English financier, politician and regicide

Francis Allen (c. 1583 – 6 September 1658) was an English financier, politician and regicide who sided with parliament in the civil war against Charles I.

By the mid-1630s he had become a liveryman of the Worshipful Company of Goldsmiths where he became an activist against pressure for members to relocate their homes to Goldsmiths' Row, Cheapside. He was suspended and refused subsequent invitations to rejoin.

Allen was elected to the Long Parliament for Cockermouth in April 1642 and assisted with the financial administration of the English Civil War. In January 1644 he was part of a hostile demonstration against the earl of Essex. He later became a presbyterian elder in William Strong's church.

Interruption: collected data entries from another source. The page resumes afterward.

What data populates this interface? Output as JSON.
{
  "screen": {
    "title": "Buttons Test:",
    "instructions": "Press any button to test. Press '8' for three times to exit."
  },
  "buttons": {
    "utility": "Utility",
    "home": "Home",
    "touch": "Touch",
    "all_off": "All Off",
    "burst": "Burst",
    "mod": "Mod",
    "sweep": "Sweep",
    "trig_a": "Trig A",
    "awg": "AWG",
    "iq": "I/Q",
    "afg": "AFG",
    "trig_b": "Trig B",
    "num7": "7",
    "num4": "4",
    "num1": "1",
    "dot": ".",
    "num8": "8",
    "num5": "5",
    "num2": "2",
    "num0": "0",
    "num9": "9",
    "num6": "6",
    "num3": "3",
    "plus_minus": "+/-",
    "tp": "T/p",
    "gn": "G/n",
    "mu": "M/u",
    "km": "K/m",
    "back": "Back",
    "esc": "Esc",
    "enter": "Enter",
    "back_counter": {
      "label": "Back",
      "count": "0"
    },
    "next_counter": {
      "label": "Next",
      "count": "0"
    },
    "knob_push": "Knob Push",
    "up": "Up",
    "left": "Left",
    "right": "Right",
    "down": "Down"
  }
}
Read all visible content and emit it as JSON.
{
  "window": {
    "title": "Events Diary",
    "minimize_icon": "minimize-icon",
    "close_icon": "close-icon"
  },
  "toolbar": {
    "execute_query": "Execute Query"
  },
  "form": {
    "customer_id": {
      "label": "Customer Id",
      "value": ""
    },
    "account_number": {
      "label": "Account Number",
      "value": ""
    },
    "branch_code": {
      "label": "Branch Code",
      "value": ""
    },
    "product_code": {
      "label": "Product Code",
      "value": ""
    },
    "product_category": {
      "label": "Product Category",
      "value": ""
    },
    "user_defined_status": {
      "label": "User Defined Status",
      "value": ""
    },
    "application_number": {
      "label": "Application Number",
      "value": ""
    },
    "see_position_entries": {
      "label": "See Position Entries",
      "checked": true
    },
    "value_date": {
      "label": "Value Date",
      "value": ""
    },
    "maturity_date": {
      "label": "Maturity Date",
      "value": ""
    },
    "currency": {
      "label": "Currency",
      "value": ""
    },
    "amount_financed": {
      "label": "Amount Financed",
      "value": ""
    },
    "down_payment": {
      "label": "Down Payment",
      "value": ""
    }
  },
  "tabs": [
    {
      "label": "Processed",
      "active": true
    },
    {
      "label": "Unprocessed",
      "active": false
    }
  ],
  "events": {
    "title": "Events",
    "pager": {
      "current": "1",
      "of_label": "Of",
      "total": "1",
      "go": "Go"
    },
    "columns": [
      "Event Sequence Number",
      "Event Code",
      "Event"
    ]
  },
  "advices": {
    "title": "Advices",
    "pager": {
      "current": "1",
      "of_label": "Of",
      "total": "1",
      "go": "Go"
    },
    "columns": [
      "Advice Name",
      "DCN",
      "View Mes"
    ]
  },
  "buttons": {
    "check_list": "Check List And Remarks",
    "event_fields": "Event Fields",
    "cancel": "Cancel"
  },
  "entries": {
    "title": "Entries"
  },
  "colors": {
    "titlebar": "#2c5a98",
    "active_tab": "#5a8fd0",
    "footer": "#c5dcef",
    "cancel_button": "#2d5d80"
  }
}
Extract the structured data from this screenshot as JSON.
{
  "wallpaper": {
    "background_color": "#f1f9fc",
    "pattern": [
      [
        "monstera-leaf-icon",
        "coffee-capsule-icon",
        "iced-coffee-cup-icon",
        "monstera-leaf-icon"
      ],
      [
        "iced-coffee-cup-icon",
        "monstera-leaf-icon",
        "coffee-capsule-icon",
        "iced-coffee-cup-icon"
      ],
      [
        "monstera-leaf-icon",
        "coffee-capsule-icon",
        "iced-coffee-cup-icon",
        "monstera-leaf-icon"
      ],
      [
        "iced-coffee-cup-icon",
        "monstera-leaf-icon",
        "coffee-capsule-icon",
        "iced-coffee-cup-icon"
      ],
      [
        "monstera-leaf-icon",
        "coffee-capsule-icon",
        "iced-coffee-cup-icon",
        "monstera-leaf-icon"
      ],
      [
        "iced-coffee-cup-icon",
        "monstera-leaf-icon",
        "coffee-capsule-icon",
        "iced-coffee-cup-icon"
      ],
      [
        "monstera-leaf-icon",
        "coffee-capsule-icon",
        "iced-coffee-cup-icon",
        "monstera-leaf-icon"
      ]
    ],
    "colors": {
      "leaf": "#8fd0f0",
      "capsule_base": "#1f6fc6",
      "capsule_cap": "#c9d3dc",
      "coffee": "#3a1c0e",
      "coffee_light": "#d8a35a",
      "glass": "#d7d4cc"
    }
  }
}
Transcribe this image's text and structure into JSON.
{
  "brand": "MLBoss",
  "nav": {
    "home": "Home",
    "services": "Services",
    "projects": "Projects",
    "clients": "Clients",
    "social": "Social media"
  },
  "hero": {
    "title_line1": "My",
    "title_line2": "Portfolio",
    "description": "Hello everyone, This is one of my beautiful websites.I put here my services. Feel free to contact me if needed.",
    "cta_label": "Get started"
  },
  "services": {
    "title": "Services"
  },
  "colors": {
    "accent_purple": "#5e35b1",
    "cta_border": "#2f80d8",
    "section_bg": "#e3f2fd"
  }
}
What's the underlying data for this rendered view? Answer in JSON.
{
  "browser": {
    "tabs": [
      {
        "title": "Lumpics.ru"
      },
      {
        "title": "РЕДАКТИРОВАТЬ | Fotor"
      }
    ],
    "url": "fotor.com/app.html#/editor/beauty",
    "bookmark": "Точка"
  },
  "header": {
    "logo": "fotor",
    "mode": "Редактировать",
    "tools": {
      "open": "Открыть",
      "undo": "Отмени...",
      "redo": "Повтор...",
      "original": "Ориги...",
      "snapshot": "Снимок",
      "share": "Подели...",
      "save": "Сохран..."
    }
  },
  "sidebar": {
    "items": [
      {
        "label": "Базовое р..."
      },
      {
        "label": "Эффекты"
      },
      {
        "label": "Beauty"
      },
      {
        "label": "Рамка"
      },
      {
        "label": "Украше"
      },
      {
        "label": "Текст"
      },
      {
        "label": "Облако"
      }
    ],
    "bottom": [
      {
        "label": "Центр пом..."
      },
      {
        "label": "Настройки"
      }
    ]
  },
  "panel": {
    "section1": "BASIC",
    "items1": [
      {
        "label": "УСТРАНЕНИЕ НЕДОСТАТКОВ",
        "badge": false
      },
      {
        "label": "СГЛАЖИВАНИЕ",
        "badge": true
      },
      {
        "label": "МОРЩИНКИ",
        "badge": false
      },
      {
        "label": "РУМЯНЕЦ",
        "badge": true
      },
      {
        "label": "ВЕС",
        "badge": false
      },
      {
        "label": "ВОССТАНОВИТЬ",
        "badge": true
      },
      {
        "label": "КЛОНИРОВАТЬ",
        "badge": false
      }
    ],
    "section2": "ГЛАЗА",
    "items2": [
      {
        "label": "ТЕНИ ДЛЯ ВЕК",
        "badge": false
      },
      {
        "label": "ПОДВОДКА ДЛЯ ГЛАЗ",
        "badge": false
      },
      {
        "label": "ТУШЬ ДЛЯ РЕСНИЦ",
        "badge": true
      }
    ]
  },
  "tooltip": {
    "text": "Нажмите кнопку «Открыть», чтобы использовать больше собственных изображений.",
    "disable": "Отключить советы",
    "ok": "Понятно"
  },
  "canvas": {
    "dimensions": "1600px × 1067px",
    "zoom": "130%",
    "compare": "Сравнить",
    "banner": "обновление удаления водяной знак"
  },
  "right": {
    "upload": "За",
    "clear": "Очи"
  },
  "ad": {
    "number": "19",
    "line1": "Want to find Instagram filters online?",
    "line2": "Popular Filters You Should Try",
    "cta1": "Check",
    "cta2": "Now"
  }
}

Following the formation of the High Court of Justice for the trial of Charles I, Allen was appointed one of the 135 commissioners. He was present when the death sentence was passed by all present. Though he did not sign the death warrant, he arranged payments and prepared accounts for the execution event

Previously an active member of the Rump Parliament, Allen was one of those bitterly attacked by Cromwell during the latter's Military Coup. Allen subsequently retired from public life.

He died in September 1658, only three days after Cromwell, and, as a deceased regicide, was named and his estate excluded from indemnity under the Restoration's Act of Indemnity 1660.